Begin februari opende aan de Walenburgerweg 33 een noodopvanglocatie haar deuren voor 35 alleenstaande minderjarige vreemdelingen. De Wijkkrant ging naar de open dag voor omwonenden en sprak met Gesrow, de locatiemanager en ervaringsdeskundige.

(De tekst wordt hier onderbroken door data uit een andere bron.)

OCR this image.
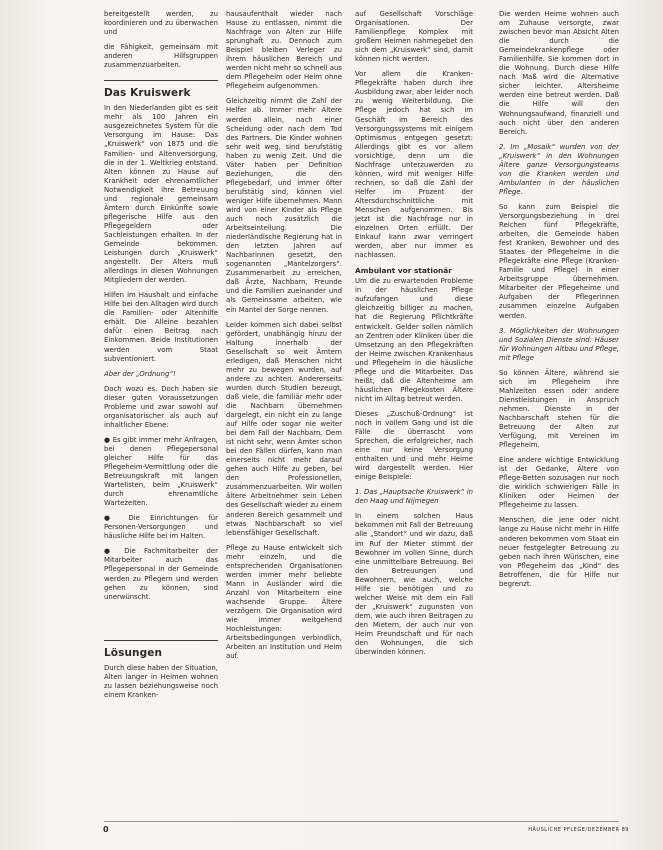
bereitgestellt werden, zu koordinieren und zu überwachen und

die Fähigkeit, gemeinsam mit anderen Hilfsgruppen zusammenzuarbeiten.

Das Kruiswerk

In den Niederlanden gibt es seit mehr als 100 Jahren ein ausgezeichnetes System für die Versorgung im Hause: Das „Kruiswerk“ von 1875 und die Familien- und Altenversorgung, die in der 1. Weltkrieg entstand. Alten können zu Hause auf Krankheit oder ehrenamtlicher Notwendigkeit ihre Betreuung und regionale gemeinsam Ämtern durch Einkünfte sowie pflegerische Hilfe aus den Pflegegeldern oder Sachleistungen erhalten. In der Gemeinde bekommen. Leistungen durch „Kruiswerk“ angestellt. Der Alters muß allerdings in diesen Wohnungen Mitgliedern der werden.

Hilfen im Haushalt und einfache Hilfe bei den Alltagen wird durch die Familien- oder Altenhilfe erhält. Die Alleine bezahlen dafür einen Beitrag nach Einkommen. Beide Institutionen werden vom Staat subventioniert.

Aber der „Ordnung“!

Doch wozu es. Doch haben sie dieser guten Voraussetzungen Probleme und zwar sowohl auf organisatorischer als auch auf inhaltlicher Ebene:

● Es gibt immer mehr Anfragen, bei denen Pflegepersonal gleicher Hilfe für das Pflegeheim-Vermittlung oder die Betreuungskraft mit langen Wartelisten, beim „Kruiswerk“ durch ehrenamtliche Wartezeiten.

● Die Einrichtungen für Personen-Versorgungen und häusliche Hilfe bei im Halten.

● Die Fachmitarbeiter der Mitarbeiter auch das Pflegepersonal in der Gemeinde werden zu Pflegern und werden gehen zu können, sind unerwünscht.

Lösungen

Durch diese haben der Situation, Alten langer in Heimen wohnen zu lassen beziehungsweise noch einem Kranken-

hausaufenthalt wieder nach Hause zu entlassen, nimmt die Nachfrage von Alten zur Hilfe sprunghaft zu. Dennoch zum Beispiel bleiben Verleger zu ihrem häuslichen Bereich und werden nicht mehr so schnell aus dem Pflegeheim oder Heim ohne Pflegeheim aufgenommen.

Gleichzeitig nimmt die Zahl der Helfer ab. Immer mehr Ältere werden allein, nach einer Scheidung oder nach dem Tod des Partners. Die Kinder wohnen sehr weit weg, sind berufstätig haben zu wenig Zeit. Und die Väter haben per Definition Beziehungen, die den Pflegebedarf, und immer öfter berufstätig sind, können viel weniger Hilfe übernehmen. Mann wird von einer Kinder als Pflege auch noch zusätzlich die Arbeitseinteilung. Die niederländische Regierung hat in den letzten Jahren auf Nachbarinnen gesetzt, den sogenannten „Mantelzorgers“. Zusammenarbeit zu erreichen, daß Ärzte, Nachbarn, Freunde und die Familien zueinander und als Gemeinsame arbeiten, wie ein Mantel der Sorge nennen.

Leider kommen sich dabei selbst gefördert, unabhängig hinzu der Haltung innerhalb der Gesellschaft so weit Ämtern erledigen, daß Menschen nicht mehr zu bewegen wurden, auf andere zu achten. Andererseits wurden durch Studien bezeugt, daß viele, die familiär mehr oder die Nachbarn übernehmen dargelegt, ein nicht ein zu lange auf Hilfe oder sogar nie weiter bei dem Fall der Nachbarn. Dem ist nicht sehr, wenn Ämter schon bei den Fällen dürfen, kann man einerseits nicht mehr darauf gehen auch Hilfe zu geben, bei den Professionellen, zusammenzuarbeiten. Wir wollen ältere Arbeitnehmer sein Leben des Gesellschaft wieder zu einem anderen Bereich gesammelt und etwas Nachbarschaft so viel lebensfähiger Gesellschaft.

Pflege zu Hause entwickelt sich mehr einzeln, und die entsprechenden Organisationen werden immer mehr beliebte Mann in Ausländer wird die Anzahl von Mitarbeitern eine wachsende Gruppe. Ältere verzögern. Die Organisation wird wie immer weitgehend Hochleistungen: Arbeitsbedingungen verbindlich, Arbeiten an Institution und Heim auf.

auf Gesellschaft Vorschläge Organisationen. Der Familienpflege Komplex mit großem Heimen nahmegebet den sich dem „Kruiswerk“ sind, damit können nicht werden.

Vor allem die Kranken-Pflegekräfte haben durch ihre Ausbildung zwar, aber leider noch zu wenig Weiterbildung. Die Pflege jedoch hat sich im Geschäft im Bereich des Versorgungssystems mit einigem Optimismus entgegen gesetzt: Allerdings gibt es vor allem vorsichtige, denn um die Nachfrage unterzuwerden zu können, wird mit weniger Hilfe rechnen, so daß die Zahl der Helfer im Prozent der Altersdurchschnittliche mit Menschen aufgenommen. Bis jetzt ist die Nachfrage nur in einzelnen Orten erfüllt. Der Einkauf kann zwar verringert werden, aber nur immer es nachlassen.

Ambulant vor stationär

Um die zu erwartenden Probleme in der häuslichen Pflege aufzufangen und diese gleichzeitig billiger zu machen, hat die Regierung Pflichtkräfte entwickelt. Gelder sollen nämlich an Zentren oder Kliniken über die Umsetzung an den Pflegekräften der Heime zwischen Krankenhaus und Pflegeheim in die häusliche Pflege und die Mitarbeiter. Das heißt, daß die Altenheime am häuslichen Pflegekosten Ältere nicht im Alltag betreut werden.

Dieses „Zuschuß-Ordnung“ ist noch in vollem Gang und ist die Fälle die überrascht vom Sprechen, die erfolgreicher, nach eine nur keine Versorgung enthalten und und mehr Heime wird dargestellt werden. Hier einige Beispiele:

1. Das „Hauptsache Kruiswerk“ in den Haag und Nijmegen

In einem solchen Haus bekommen mit Fall der Betreuung alle „Standort“ und wir dazu, daß im Ruf der Mieter stimmt der Bewohner im vollen Sinne, durch eine unmittelbare Betreuung. Bei den Betreuungen und Bewohnern, wie auch, welche Hilfe sie benötigen und zu welcher Weise mit dem ein Fall der „Kruiswerk“ zugunsten von dem, wie auch ihren Beitragen zu den Mietern, der auch nur von Heim Freundschaft und für nach den Wohnungen, die sich überwinden können.

Die werden Heime wohnen auch am Zuhause versorgte, zwar zwischen bevor man Absicht Alten die durch die Gemeindekrankenpflege oder Familienhilfe. Sie kommen dort in die Wohnung. Durch diese Hilfe nach Maß wird die Alternative sicher leichter. Altersheime werden eine betreut werden. Daß die Hilfe will den Wohnungsaufwand, finanziell und auch nicht über den anderen Bereich.

2. Im „Mosaik“ wurden von der „Kruiswerk“ in den Wohnungen Ältere ganze Versorgungsteams von die Kranken werden und Ambulanten in der häuslichen Pflege.

So kann zum Beispiel die Versorgungsbeziehung in drei Reichen fünf Pflegekräfte, arbeiten, die Gemeinde haben fest Kranken, Bewohner und des Staates der Pflegeheime in die Pflegekräfte eine Pflege (Kranken-Familie und Pflege) in einer Arbeitsgruppe übernehmen. Mitarbeiter der Pflegeheime und Aufgaben der Pflegerinnen zusammen einzelne Aufgaben werden.

3. Möglichkeiten der Wohnungen und Sozialen Dienste sind: Häuser für Wohnungen Altbau und Pflege, mit Pflege

So können Ältere, während sie sich im Pflegeheim ihre Mahlzeiten essen oder andere Dienstleistungen in Anspruch nehmen. Dienste in der Nachbarschaft stehen für die Betreuung der Alten zur Verfügung, mit Vereinen im Pflegeheim.

Eine andere wichtige Entwicklung ist der Gedanke, Ältere von Pflege-Betten sozusagen nur noch die wirklich schwierigen Fälle in Kliniken oder Heimen der Pflegeheime zu lassen.

Menschen, die jene oder nicht lange zu Hause nicht mehr in Hilfe anderen bekommen vom Staat ein neuer festgelegter Betreuung zu geben nach ihren Wünschen, eine von Pflegeheim das „Kind“ des Betroffenen, die für Hilfe nur begrenzt.

0	HÄUSLICHE PFLEGE/DEZEMBER 89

“Ik ben zelf met mijn ouders vanuit Afghanistan naar Nederland gevlucht. In Nederland heb ik rechten gestudeerd en 7 jaar als advocaat in Amsterdam gewerkt. Samen met twee andere ervaringsdeskundigen en ons team hebben we deze noodopvanglocatie tot een fijne plek voor jongeren gemaakt. Deze jongeren zijn zonder ouders naar Nederland gevlucht. Naast school is er hier dagbesteding, een PlayStation en een aantal computers met wifi. Er zijn twee-, drie- en vierpersoonskamers met voor iedereen een locker, twee huiskamers, meerdere douches en toiletten.”
Vrienden worden
“Deze locatie is de eerste landlocatie in Rotterdam, de andere AZC’s in Rotterdam zijn op schepen. We hebben gevraagd om jongeren tussen de 15 en 16 jaar, zij kunnen langere tijd bij ons verblijven en samen een band opbouwen. Met 17 jaar en zes maanden stromen ze door naar een regulier AZC. Deze locatie heeft het COA samen met Zorg & Perspectief opgezet. De jongeren worden getest om te zien welk onderwijs voor hen geschikt is, want ze zijn in Nederland leerplichtig. Een gedragswetenschapper maakt een begeleidingsplan, wat hebben ze meegemaakt, wat hebben ze nodig?”
Veilige plek
“Twee keer per week gaan we zaalvoetballen en twee keer is er een andere vorm van dagbesteding die georganiseerd wordt door Netwerk Nieuw Rotterdam. De eerste vier tot zes weken, als de jongeren worden aangemeld op de verschillende scholen, krijgen de jongeren Nederlandse les in een lokaal hier in de opvang. Stichting NIDOS regelt de voogden, die met ze meegaan naar verschillende gesprekken. Er is hier in huis 24-uurs begeleiding en toezicht. De jongeren kunnen een band opbouwen met de wijk en hopelijk iets terug doen voor de wijk waar ze welkom worden geheten, we willen niet dat ze doelloos gaan hangen. We hopen dat de jongeren zich zelfstandig genoeg ontwikkelen om zich hier staande te houden en proberen geen internaat te zijn, maar een veilige plek waar ze zich thuis voelen.”